Conception, texte et interprétation Hervé Guerrisi et Grégory Carnoli. Du 13 au 22 septembre 2022 au Rideau de Bruxelles.

La saison du Rideau s’ouvre avec un spectacle extrêmement loquace, à la fois très hilarant et profondément touchant. On part en road-trip en quête d’une réponse, on part vers le sud – de là où on vient – pour revenir vers le nord – de là où on est toujours venu. Le plateau se fait autoroute, tableau noir et salle de fête pour accueillir cette recherche d’identité -géographique et ancestrale – qui devrait enfin répondre à la question à un million de dollars : tu viens d’où ?

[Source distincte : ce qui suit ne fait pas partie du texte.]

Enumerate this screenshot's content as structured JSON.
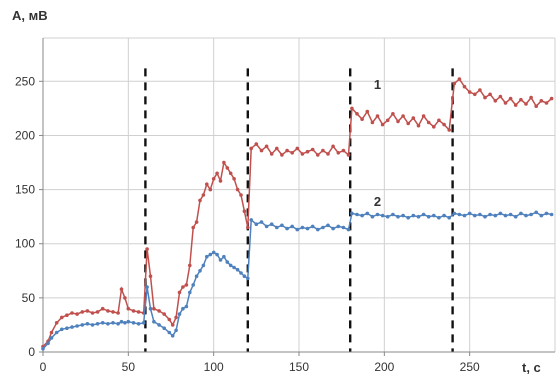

Hervé et Greg sont italo-belges, ils ont une esthétique qui vient du sud et un nom de famille italien mais ils sont nés en Belgique et de leurs origines italiennes ils ne connaissent que ce que leurs familles racontent. Pendant toute leur vie on leur a posé cette question simple mais pas banale, qui pourrait démontrer juste de la curiosité ou de l’intérêt mais qui finit, souvent, par cacher des enjeux inconfortables : « Tu viens d’où, toi ? Parce que j’ai l’impression que tu n’es pas des nôtres. Tu viens d’où, de quelle culture, de quelle histoire ? ». On part donc pour une double recherche et on confie nos attentes à la science, d’un côté, et aux familles de l’autre côté.

L.U.C.A. est un spectacle qui parle en JE et qui parle à tout le monde par la poésie qu’il mobilise.

Il nous offre un regard sur la migration articulé et intelligent, transmis avec clarté et authenticité par Hervé et Greg, deux ouragans sur le plateau. Un jeu pétillant et entrainant, une mise en scène rythmée et originale qui exploite aussi un écran sur lequel prend vie une autre perspective de ce qui se passe, au même moment, sur le plateau. Que faire quand le récit de ses origines se perd dans la légende familiale ? Et si, après toute cette recherche la réponse que l’on trouve n’est pas celle que l’on espérait ? Quoi qu’il en soit, le public applaudit fort. On applaudit debout pris par une émotion partagée et on se sent un peu tous et toutes partie, quelque part, du même arbre généalogique.